Hi,
May I know if the MessageId is a unique identifier of the transactions in the final evaluation sets? Is UETR unique too? Additionally, will the train and test transactions have overlapping UETR and/or MessageId? Thank you!
Hi,
May I know if the MessageId is a unique identifier of the transactions in the final evaluation sets? Is UETR unique too? Additionally, will the train and test transactions have overlapping UETR and/or MessageId? Thank you!
Hi @yizhewan,
Yes, both MessageId
and UETR
are unique identifiers, as described here.
There should not be overlap in values between the train and test splits.

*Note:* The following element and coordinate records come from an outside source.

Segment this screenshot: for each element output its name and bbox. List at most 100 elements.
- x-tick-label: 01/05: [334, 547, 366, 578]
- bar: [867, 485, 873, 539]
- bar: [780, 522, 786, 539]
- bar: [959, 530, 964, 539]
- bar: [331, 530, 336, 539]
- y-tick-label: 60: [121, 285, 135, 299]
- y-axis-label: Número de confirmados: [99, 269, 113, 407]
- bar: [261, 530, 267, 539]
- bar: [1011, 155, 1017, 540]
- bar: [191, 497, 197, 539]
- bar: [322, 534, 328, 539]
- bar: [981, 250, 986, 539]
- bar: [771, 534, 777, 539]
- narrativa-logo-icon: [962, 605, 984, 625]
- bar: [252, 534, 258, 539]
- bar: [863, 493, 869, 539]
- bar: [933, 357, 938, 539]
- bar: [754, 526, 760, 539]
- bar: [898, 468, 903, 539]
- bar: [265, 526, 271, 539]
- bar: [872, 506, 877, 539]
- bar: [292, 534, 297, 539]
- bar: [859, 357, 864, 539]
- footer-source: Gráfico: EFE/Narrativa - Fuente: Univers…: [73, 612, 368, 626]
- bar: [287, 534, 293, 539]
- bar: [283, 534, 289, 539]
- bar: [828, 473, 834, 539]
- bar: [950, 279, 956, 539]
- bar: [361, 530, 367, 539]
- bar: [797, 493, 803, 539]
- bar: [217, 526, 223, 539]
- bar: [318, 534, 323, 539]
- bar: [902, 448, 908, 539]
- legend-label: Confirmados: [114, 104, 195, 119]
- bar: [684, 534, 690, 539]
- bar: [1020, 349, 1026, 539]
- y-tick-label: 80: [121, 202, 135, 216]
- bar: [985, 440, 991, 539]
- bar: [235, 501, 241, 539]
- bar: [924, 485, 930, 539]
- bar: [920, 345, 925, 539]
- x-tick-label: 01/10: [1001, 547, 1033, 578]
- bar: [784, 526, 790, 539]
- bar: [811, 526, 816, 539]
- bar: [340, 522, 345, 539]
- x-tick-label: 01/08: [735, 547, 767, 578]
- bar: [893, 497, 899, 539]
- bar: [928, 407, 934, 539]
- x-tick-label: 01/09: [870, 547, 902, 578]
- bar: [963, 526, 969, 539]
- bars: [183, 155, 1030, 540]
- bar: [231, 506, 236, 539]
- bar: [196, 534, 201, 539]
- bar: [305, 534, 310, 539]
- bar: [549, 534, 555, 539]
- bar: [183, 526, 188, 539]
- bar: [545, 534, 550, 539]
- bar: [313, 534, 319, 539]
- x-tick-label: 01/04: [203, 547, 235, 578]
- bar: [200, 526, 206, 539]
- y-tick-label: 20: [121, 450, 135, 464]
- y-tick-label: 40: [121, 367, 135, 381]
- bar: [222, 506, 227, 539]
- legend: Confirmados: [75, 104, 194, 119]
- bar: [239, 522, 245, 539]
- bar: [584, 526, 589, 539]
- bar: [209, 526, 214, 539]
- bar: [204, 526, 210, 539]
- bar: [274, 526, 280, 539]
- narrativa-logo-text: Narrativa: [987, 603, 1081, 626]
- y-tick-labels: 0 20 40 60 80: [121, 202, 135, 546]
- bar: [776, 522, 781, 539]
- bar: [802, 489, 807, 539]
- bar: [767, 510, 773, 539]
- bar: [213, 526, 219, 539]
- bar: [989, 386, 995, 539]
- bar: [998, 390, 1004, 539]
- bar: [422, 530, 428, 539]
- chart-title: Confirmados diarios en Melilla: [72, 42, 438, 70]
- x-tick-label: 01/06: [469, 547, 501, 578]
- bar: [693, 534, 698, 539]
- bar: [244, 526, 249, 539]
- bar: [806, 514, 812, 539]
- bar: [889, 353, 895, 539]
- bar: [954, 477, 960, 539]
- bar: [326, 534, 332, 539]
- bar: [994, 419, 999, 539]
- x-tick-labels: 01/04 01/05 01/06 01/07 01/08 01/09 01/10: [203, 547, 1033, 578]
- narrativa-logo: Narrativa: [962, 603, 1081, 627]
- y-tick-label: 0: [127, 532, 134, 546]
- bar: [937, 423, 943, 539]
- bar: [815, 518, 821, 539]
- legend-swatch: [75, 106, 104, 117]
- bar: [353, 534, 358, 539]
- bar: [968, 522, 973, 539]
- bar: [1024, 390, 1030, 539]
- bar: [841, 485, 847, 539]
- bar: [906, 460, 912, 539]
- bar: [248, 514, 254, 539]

Thank you. I’m asking because my code will concatenate train and test datasets during test time with UETR as the index column. It passes the smoke test as well as my own test using published train/test sets. However, it gets
ValueError: cannot reindex on an axis with duplicate labels
when I’m doing a groupby operation.
Since I’m not able to reproduce the error on smoke test and my local test data, I doubt if there’s duplicated UETR or MessageId in the final train/test datasets. Thank you for your response.
Hi @yizhewan,
Thank you for having brought this to our attention. It was actually the case that there was an error with the evaluation data, and that was reflected by some UETR values present in both train and test splits. This has been fixed, so your submissions going forward should not have this issue.
Teams that have made successful submissions for Track A before this fix have had their submissions cleared and are being asked to resubmit. The previously erroneous data should have no impact on final results.
Apologies for the mistake, and thanks again for reporting this.